Lindstrom rebutted, “Any subcategorization that was going to happen has already occurred, because we are talking about the rule that’s been promulgated, and despite any subcategorization that happened, there is still $9.6 billion in costs that are being imposed on an annual basis.”

Questions About Cost

Lawyer Paul Smith, representing industry respondents in support of EPA, said that his clients agree with the government that the EPA was not required to engage in a cost-benefit analysis before making the initial listing decision to regulate hazardous pollutants emitted by power plants.
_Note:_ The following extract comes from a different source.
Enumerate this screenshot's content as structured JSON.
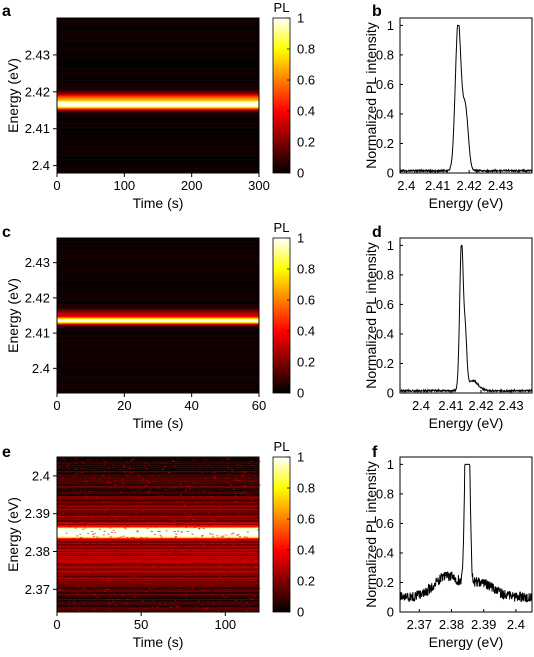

He added that about 90% of the $9.6 billion capital cost to industry already has been spent and that the electric power industry has not experienced dramatic upheavals because of that expenditure. “The rule takes effect in the middle of April, and so the idea that the result here was somehow ludicrous or outlandishly expensive is belied by the fact that the industry is bringing itself into full compliance.”

Scalia commented, “Instead of going to jail? Is that it?”

Smith reiterated that industry already has taken significant steps, “and the situation now is, we are ready to finally have national standards.”

—Randy Showstack, Staff Writer

Citation: Showstack, R. (2015), Supreme Court hears case about regulating power plants, Eos, 96, doi:10:1029/2015EO027249. Published on 27 March 2015.